Just a look over his shoulder at his 'friend' who less than six hours ago had been balls deep inside of him, somehow managing not to tell Jim exactly how he fucking felt as he came like a train.

Kirk looked at him.

That look meant something.

And McCoy had no clue what.

He had no fucking idea what Jim was asking him there.

So he looked away. Gave him permission to go. And thinking back now, McCoy’s not sure whether that’s what he meant to do.

He wasn’t about to huff and tantrum and threaten or plead - he was a doctor not a terrorist.

He could see that Jim wasn’t interested in a relationship.

He knew there was nothing he could do to make him fall in love with him. Just like he hadn't been able to influence how Jocelyn had felt about it.

You couldn’t force love in and you couldn’t crowbar it out.

And he knew that his heart could only take being broken once. Hell, it still wasn’t fixed from the last time.

6.
This is why he joined Starfleet.

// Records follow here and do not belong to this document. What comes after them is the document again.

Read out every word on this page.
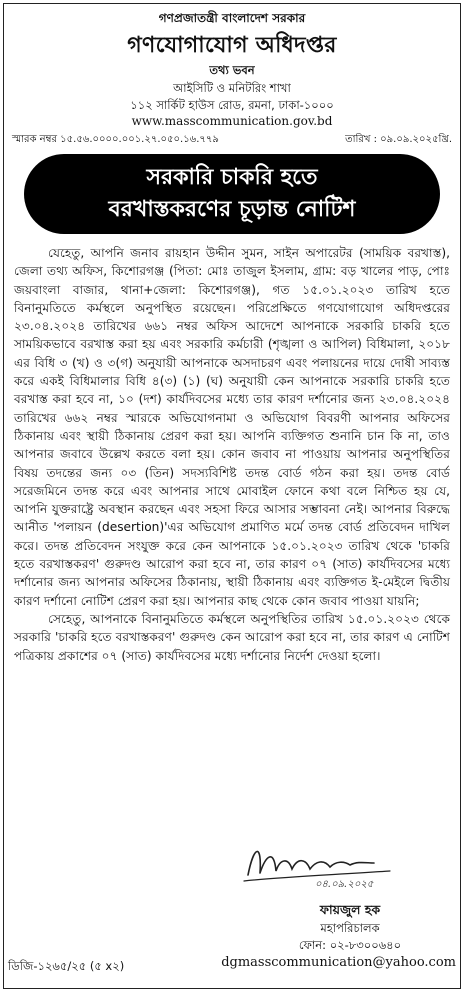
গণপ্রজাতন্ত্রী বাংলাদেশ সরকার
গণযোগাযোগ অধিদপ্তর
তথ্য ভবন
আইসিটি ও মনিটরিং শাখা
১১২ সার্কিট হাউস রোড, রমনা, ঢাকা-১০০০
www.masscommunication.gov.bd
স্মারক নম্বর ১৫.৫৬.০০০০.০০১.২৭.০৫০.১৬.৭৭৯	তারিখ : ০৯.০৯.২০২৫খ্রি.
সরকারি চাকরি হতে
বরখাস্তকরণের চূড়ান্ত নোটিশ

যেহেতু, আপনি জনাব রায়হান উদ্দীন সুমন, সাইন অপারেটর (সাময়িক বরখাস্ত), জেলা তথ্য অফিস, কিশোরগঞ্জ (পিতা: মোঃ তাজুল ইসলাম, গ্রাম: বড় খালের পাড়, পোঃ জয়বাংলা বাজার, থানা+জেলা: কিশোরগঞ্জ), গত ১৫.০১.২০২৩ তারিখ হতে বিনানুমতিতে কর্মস্থলে অনুপস্থিত রয়েছেন। পরিপ্রেক্ষিতে গণযোগাযোগ অধিদপ্তরের ২৩.০৪.২০২৪ তারিখের ৬৬১ নম্বর অফিস আদেশে আপনাকে সরকারি চাকরি হতে সাময়িকভাবে বরখাস্ত করা হয় এবং সরকারি কর্মচারী (শৃঙ্খলা ও আপিল) বিধিমালা, ২০১৮ এর বিধি ৩ (খ) ও ৩(গ) অনুযায়ী আপনাকে অসদাচরণ এবং পলায়নের দায়ে দোষী সাব্যস্ত করে একই বিধিমালার বিধি ৪(৩) (১) (ঘ) অনুযায়ী কেন আপনাকে সরকারি চাকরি হতে বরখাস্ত করা হবে না, ১০ (দশ) কার্যদিবসের মধ্যে তার কারণ দর্শানোর জন্য ২৩.০৪.২০২৪ তারিখের ৬৬২ নম্বর স্মারকে অভিযোগনামা ও অভিযোগ বিবরণী আপনার অফিসের ঠিকানায় এবং স্থায়ী ঠিকানায় প্রেরণ করা হয়। আপনি ব্যক্তিগত শুনানি চান কি না, তাও আপনার জবাবে উল্লেখ করতে বলা হয়। কোন জবাব না পাওয়ায় আপনার অনুপস্থিতির বিষয় তদন্তের জন্য ০৩ (তিন) সদস্যবিশিষ্ট তদন্ত বোর্ড গঠন করা হয়। তদন্ত বোর্ড সরেজমিনে তদন্ত করে এবং আপনার সাথে মোবাইল ফোনে কথা বলে নিশ্চিত হয় যে, আপনি যুক্তরাষ্ট্রে অবস্থান করছেন এবং সহসা ফিরে আসার সম্ভাবনা নেই। আপনার বিরুদ্ধে আনীত 'পলায়ন (desertion)'এর অভিযোগ প্রমাণিত মর্মে তদন্ত বোর্ড প্রতিবেদন দাখিল করে। তদন্ত প্রতিবেদন সংযুক্ত করে কেন আপনাকে ১৫.০১.২০২৩ তারিখ থেকে 'চাকরি হতে বরখাস্তকরণ' গুরুদণ্ড আরোপ করা হবে না, তার কারণ ০৭ (সাত) কার্যদিবসের মধ্যে দর্শানোর জন্য আপনার অফিসের ঠিকানায়, স্থায়ী ঠিকানায় এবং ব্যক্তিগত ই-মেইলে দ্বিতীয় কারণ দর্শানো নোটিশ প্রেরণ করা হয়। আপনার কাছ থেকে কোন জবাব পাওয়া যায়নি;

সেহেতু, আপনাকে বিনানুমতিতে কর্মস্থলে অনুপস্থিতির তারিখ ১৫.০১.২০২৩ থেকে সরকারি 'চাকরি হতে বরখাস্তকরণ' গুরুদণ্ড কেন আরোপ করা হবে না, তার কারণ এ নোটিশ পত্রিকায় প্রকাশের ০৭ (সাত) কার্যদিবসের মধ্যে দর্শানোর নির্দেশ দেওয়া হলো।

০৪.০৯.২০২৫
ফায়জুল হক
মহাপরিচালক
ফোন: ০২-৮৩০০৬৪০
ডিজি-১২৬৫/২৫ (৫ x২)	dgmasscommunication@yahoo.com
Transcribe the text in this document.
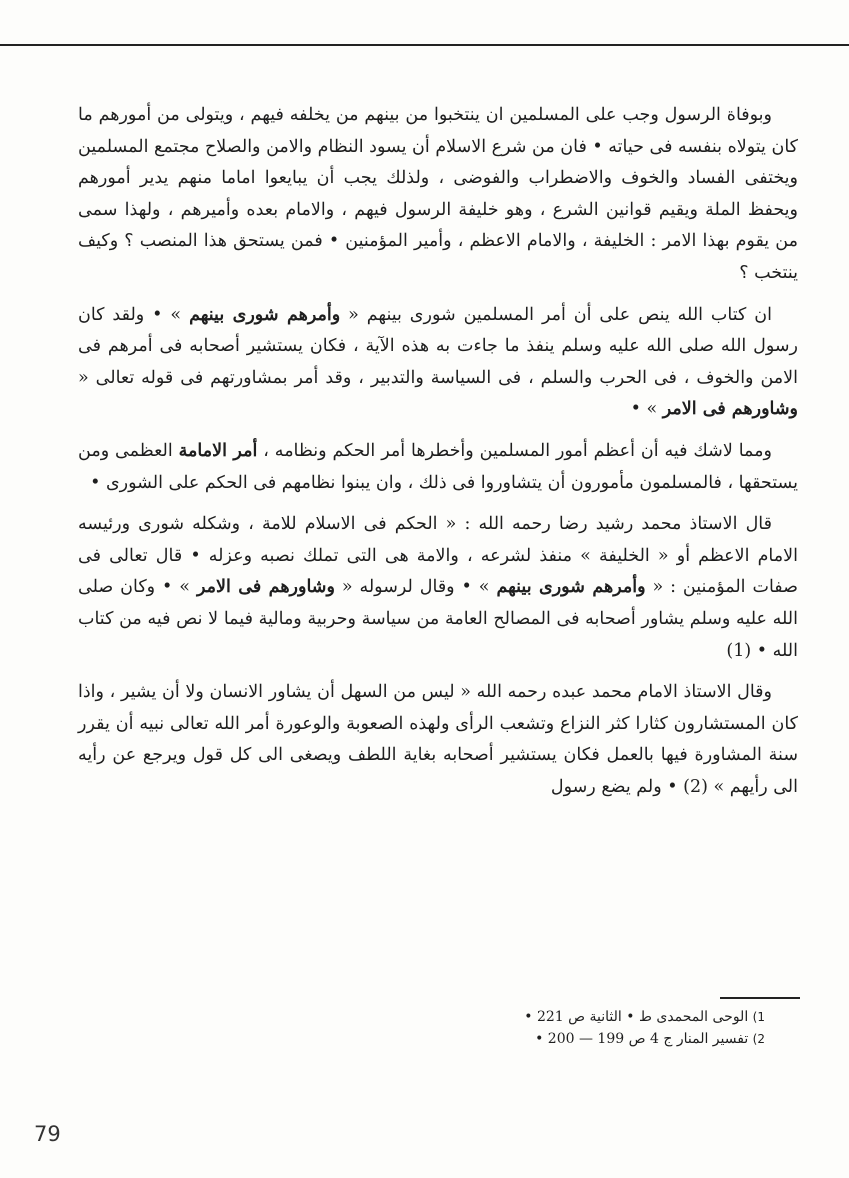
وبوفاة الرسول وجب على المسلمين ان ينتخبوا من بينهم من يخلفه فيهم ، ويتولى من أمورهم ما كان يتولاه بنفسه فى حياته • فان من شرع الاسلام أن يسود النظام والامن والصلاح مجتمع المسلمين ويختفى الفساد والخوف والاضطراب والفوضى ، ولذلك يجب أن يبايعوا اماما منهم يدير أمورهم ويحفظ الملة ويقيم قوانين الشرع ، وهو خليفة الرسول فيهم ، والامام بعده وأميرهم ، ولهذا سمى من يقوم بهذا الامر : الخليفة ، والامام الاعظم ، وأمير المؤمنين • فمن يستحق هذا المنصب ؟ وكيف ينتخب ؟

ان كتاب الله ينص على أن أمر المسلمين شورى بينهم « وأمرهم شورى بينهم » • ولقد كان رسول الله صلى الله عليه وسلم ينفذ ما جاءت به هذه الآية ، فكان يستشير أصحابه فى أمرهم فى الامن والخوف ، فى الحرب والسلم ، فى السياسة والتدبير ، وقد أمر بمشاورتهم فى قوله تعالى « وشاورهم فى الامر » •

ومما لاشك فيه أن أعظم أمور المسلمين وأخطرها أمر الحكم ونظامه ، أمر الامامة العظمى ومن يستحقها ، فالمسلمون مأمورون أن يتشاوروا فى ذلك ، وان يبنوا نظامهم فى الحكم على الشورى •

قال الاستاذ محمد رشيد رضا رحمه الله : « الحكم فى الاسلام للامة ، وشكله شورى ورئيسه الامام الاعظم أو « الخليفة » منفذ لشرعه ، والامة هى التى تملك نصبه وعزله • قال تعالى فى صفات المؤمنين : « وأمرهم شورى بينهم » • وقال لرسوله « وشاورهم فى الامر » • وكان صلى الله عليه وسلم يشاور أصحابه فى المصالح العامة من سياسة وحربية ومالية فيما لا نص فيه من كتاب الله • (1)

وقال الاستاذ الامام محمد عبده رحمه الله « ليس من السهل أن يشاور الانسان ولا أن يشير ، واذا كان المستشارون كثارا كثر النزاع وتشعب الرأى ولهذه الصعوبة والوعورة أمر الله تعالى نبيه أن يقرر سنة المشاورة فيها بالعمل فكان يستشير أصحابه بغاية اللطف ويصغى الى كل قول ويرجع عن رأيه الى رأيهم » (2) • ولم يضع رسول

1) الوحى المحمدى ط • الثانية ص 221 •

2) تفسير المنار ج 4 ص 199 — 200 •

79
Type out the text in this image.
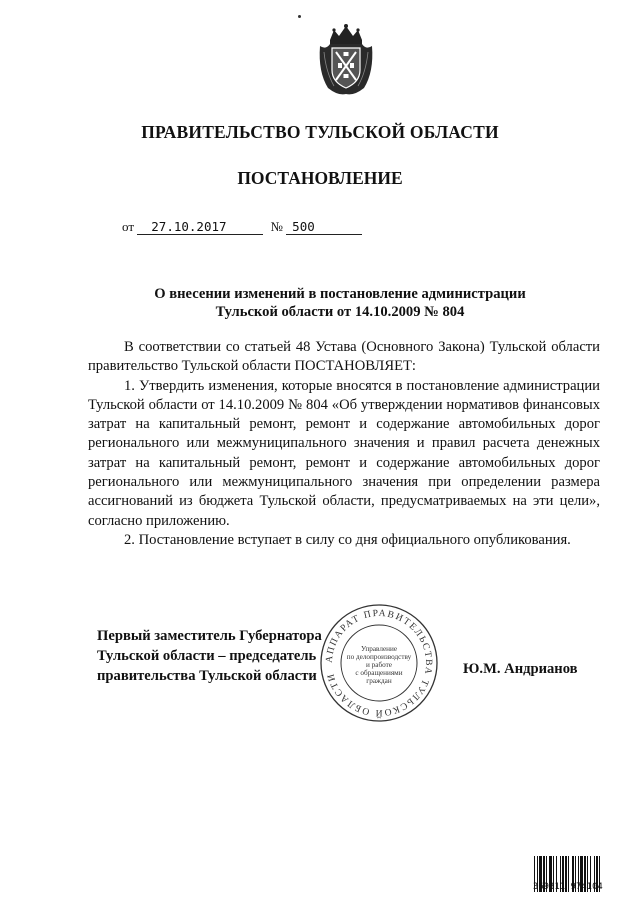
ПРАВИТЕЛЬСТВО ТУЛЬСКОЙ ОБЛАСТИ
ПОСТАНОВЛЕНИЕ
от 27.10.2017	№ 500
О внесении изменений в постановление администрации
Тульской области от 14.10.2009 № 804

В соответствии со статьей 48 Устава (Основного Закона) Тульской области правительство Тульской области ПОСТАНОВЛЯЕТ:

1. Утвердить изменения, которые вносятся в постановление администрации Тульской области от 14.10.2009 № 804 «Об утверждении нормативов финансовых затрат на капитальный ремонт, ремонт и содержание автомобильных дорог регионального или межмуниципального значения и правил расчета денежных затрат на капитальный ремонт, ремонт и содержание автомобильных дорог регионального или межмуниципального значения при определении размера ассигнований из бюджета Тульской области, предусматриваемых на эти цели», согласно приложению.

2. Постановление вступает в силу со дня официального опубликования.

АППАРАТ ПРАВИТЕЛЬСТВА ТУЛЬСКОЙ ОБЛАСТИ
Управление
по делопроизводству
и работе
с обращениями
граждан
Первый заместитель Губернатора
Тульской области – председатель
правительства Тульской области	Ю.М. Андрианов
369311 974104
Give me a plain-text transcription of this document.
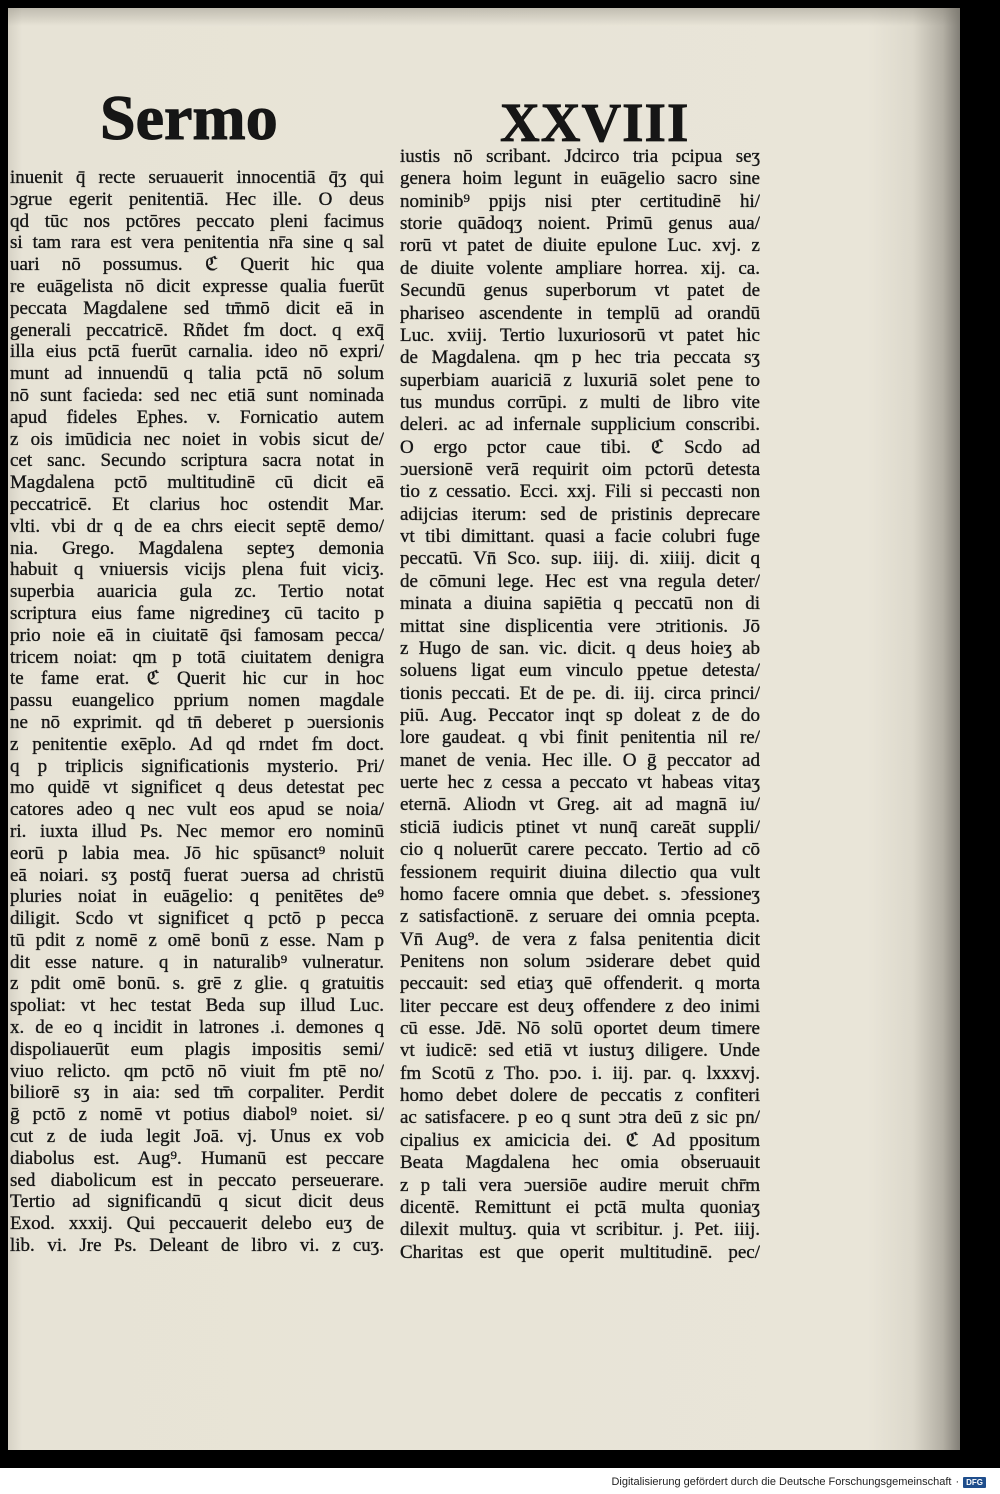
Sermo	XXVIII
inuenit q̄ recte seruauerit innocentiā q̄ʒ qui
ↄgrue egerit penitentiā. Hec ille. O deus
qd tūc nos pctōres peccato pleni facimus
si tam rara est vera penitentia nr̄a sine q sal
uari nō possumus. ℭ Querit hic qua
re euāgelista nō dicit expresse qualia fuerūt
peccata Magdalene sed tm̄mō dicit eā in
generali peccatricē. Rñdet fm doct. q exq̄
illa eius pctā fuerūt carnalia. ideo nō expri/
munt ad innuendū q talia pctā nō solum
nō sunt facieda: sed nec etiā sunt nominada
apud fideles Ephes. v. Fornicatio autem
z ois imūdicia nec noiet in vobis sicut de/
cet sanc. Secundo scriptura sacra notat in
Magdalena pctō multitudinē cū dicit eā
peccatricē. Et clarius hoc ostendit Mar.
vlti. vbi dr q de ea chrs eiecit septē demo/
nia. Grego. Magdalena septeʒ demonia
habuit q vniuersis vicijs plena fuit viciʒ.
superbia auaricia gula zc. Tertio notat
scriptura eius fame nigredineʒ cū tacito p
prio noie eā in ciuitatē q̄si famosam pecca/
tricem noiat: qm p totā ciuitatem denigra
te fame erat. ℭ Querit hic cur in hoc
passu euangelico pprium nomen magdale
ne nō exprimit. qd tn̄ deberet p ↄuersionis
z penitentie exēplo. Ad qd rndet fm doct.
q p triplicis significationis mysterio. Pri/
mo quidē vt significet q deus detestat pec
catores adeo q nec vult eos apud se noia/
ri. iuxta illud Ps. Nec memor ero nominū
eorū p labia mea. Jō hic spūsanct⁹ noluit
eā noiari. sʒ postq̄ fuerat ↄuersa ad christū
pluries noiat in euāgelio: q penitētes de⁹
diligit. Scdo vt significet q pctō p pecca
tū pdit z nomē z omē bonū z esse. Nam p
dit esse nature. q in naturalib⁹ vulneratur.
z pdit omē bonū. s. grē z glie. q gratuitis
spoliat: vt hec testat Beda sup illud Luc.
x. de eo q incidit in latrones .i. demones q
dispoliauerūt eum plagis impositis semi/
viuo relicto. qm pctō nō viuit fm ptē no/
biliorē sʒ in aia: sed tm̄ corpaliter. Perdit
ḡ pctō z nomē vt potius diabol⁹ noiet. si/
cut z de iuda legit Joā. vj. Unus ex vob
diabolus est. Aug⁹. Humanū est peccare
sed diabolicum est in peccato perseuerare.
Tertio ad significandū q sicut dicit deus
Exod. xxxij. Qui peccauerit delebo euʒ de
lib. vi. Jre Ps. Deleant de libro vi. z cuʒ.
iustis nō scribant. Jdcirco tria pcipua seʒ
genera hoim legunt in euāgelio sacro sine
nominib⁹ ppijs nisi pter certitudinē hi/
storie quādoqʒ noient. Primū genus aua/
rorū vt patet de diuite epulone Luc. xvj. z
de diuite volente ampliare horrea. xij. ca.
Secundū genus superborum vt patet de
phariseo ascendente in templū ad orandū
Luc. xviij. Tertio luxuriosorū vt patet hic
de Magdalena. qm p hec tria peccata sʒ
superbiam auariciā z luxuriā solet pene to
tus mundus corrūpi. z multi de libro vite
deleri. ac ad infernale supplicium conscribi.
O ergo pctor caue tibi. ℭ Scdo ad
ↄuersionē verā requirit oim pctorū detesta
tio z cessatio. Ecci. xxj. Fili si peccasti non
adijcias iterum: sed de pristinis deprecare
vt tibi dimittant. quasi a facie colubri fuge
peccatū. Vn̄ Sco. sup. iiij. di. xiiij. dicit q
de cōmuni lege. Hec est vna regula deter/
minata a diuina sapiētia q peccatū non di
mittat sine displicentia vere ↄtritionis. Jō
z Hugo de san. vic. dicit. q deus hoieʒ ab
soluens ligat eum vinculo ppetue detesta/
tionis peccati. Et de pe. di. iij. circa princi/
piū. Aug. Peccator inqt sp doleat z de do
lore gaudeat. q vbi finit penitentia nil re/
manet de venia. Hec ille. O ḡ peccator ad
uerte hec z cessa a peccato vt habeas vitaʒ
eternā. Aliodn vt Greg. ait ad magnā iu/
sticiā iudicis ptinet vt nunq̄ careāt suppli/
cio q noluerūt carere peccato. Tertio ad cō
fessionem requirit diuina dilectio qua vult
homo facere omnia que debet. s. ↄfessioneʒ
z satisfactionē. z seruare dei omnia pcepta.
Vn̄ Aug⁹. de vera z falsa penitentia dicit
Penitens non solum ↄsiderare debet quid
peccauit: sed etiaʒ quē offenderit. q morta
liter peccare est deuʒ offendere z deo inimi
cū esse. Jdē. Nō solū oportet deum timere
vt iudicē: sed etiā vt iustuʒ diligere. Unde
fm Scotū z Tho. pↄo. i. iij. par. q. lxxxvj.
homo debet dolere de peccatis z confiteri
ac satisfacere. p eo q sunt ↄtra deū z sic pn/
cipalius ex amicicia dei. ℭ Ad ppositum
Beata Magdalena hec omia obseruauit
z p tali vera ↄuersiōe audire meruit chr̄m
dicentē. Remittunt ei pctā multa quoniaʒ
dilexit multuʒ. quia vt scribitur. j. Pet. iiij.
Charitas est que operit multitudinē. pec/
Digitalisierung gefördert durch die Deutsche Forschungsgemeinschaft · DFG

He needs, for the sake of his sanity, to keep himself away from people he loves: he needs to keep away from Jocelyn so he can retain some dignity and he needs to keep away from his family because they are angry with him - wanting to know how he could quit so easily when he has a child.

Holding Joanna, his daughter was what did it - that's where he'd had the epiphany. The way he loves her, the way she hadn’t asked him to, the way he knows that whatever she does, he’d always love his little girl. Sure, it isn’t romantic love, of course, but it is proof you can’t make someone feel like that.

From then on, he’d no longer had the strength to force his love on her mother.

7.
And he wasn’t about to make that mistake with James Kirk.